Bremen investiert damit in eine gute Lösung für werdende Eltern und ihre Kinder


Dass Bremen dabei die Investitionskosten in großen Teilen übernimmt, ist für die Sozialdemokratin angesichts der ohnehin großen finanziellen Belastung der Gesundheit Nord durch den Teilersatzneubau gerechtfertigt. „Bremen investiert damit in eine gute und medizinisch optimale Lösung für werdende Eltern und ihre Kinder. Das sollte uns allen ein Anliegen sein“, sagt Dehne – betont aber auch: „Bremen als Haushaltsnotlageland wird auch weiterhin das Gespräch mit Niedersachsen suchen müssen. Denn auch Mütter und Kinder aus dem Umland werden von der neu geschaffenen Station profitieren können. Und wenn Niedersachsen die entsprechenden medizinischen Angebote nutzt, sollte es auch bereit sein, einen Teil der Investitionskosten zu übernehmen.“

Positive Geburtserfahrungen sind die beste Werbung für jedes Haus und jede Klinik.

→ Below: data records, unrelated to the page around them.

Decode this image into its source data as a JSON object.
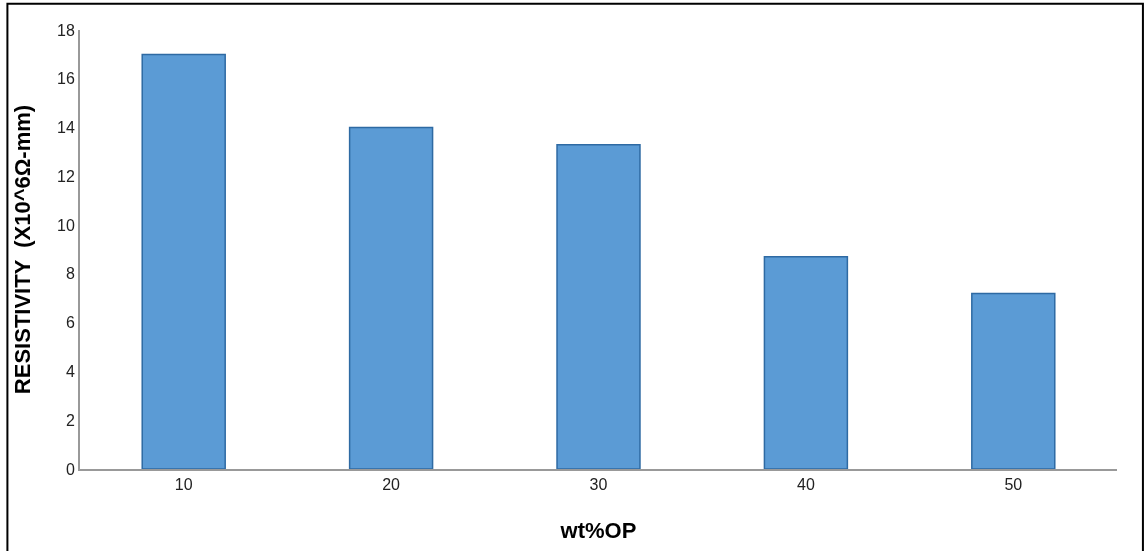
{
  "chart_data": {
    "type": "bar",
    "xlabel": "wt%OP",
    "ylabel": "RESISTIVITY  (X10^6Ω-mm)",
    "categories": [
      "10",
      "20",
      "30",
      "40",
      "50"
    ],
    "values": [
      17.0,
      14.0,
      13.3,
      8.7,
      7.2
    ],
    "color": "#5b9bd5",
    "ylim": [
      0,
      18
    ],
    "yticks": [
      0,
      2,
      4,
      6,
      8,
      10,
      12,
      14,
      16,
      18
    ]
  }
}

Für Bremen sei es jedenfalls keine Option, hochschwangere Frauen aufgrund mangelnder Kapazitäten im Bremer Geburtshilfebereich einfach in andere Bundesländer zu verlegen, sagt Dehne. „Eine solche Verlegung ist für die Frauen immer sehr belastend und daher nur in besonderen Risikokonstellationen überhaupt sinnvoll.” Für die Sozialdemokratin ist daher klar: „Eine deutliche, echte Entlastung wird in Bremen nur durch zusätzliche Kreißsäle zu schaffen sein.” Im Übrigen soll die Freiheit der werdenden Mütter, sich den Ort der Geburt auszusuchen, nicht angetastet werden. „Und positive Geburtserfahrungen sind definitiv die beste Werbung für jedes Haus und jede Klinik”, erklärt Dehne.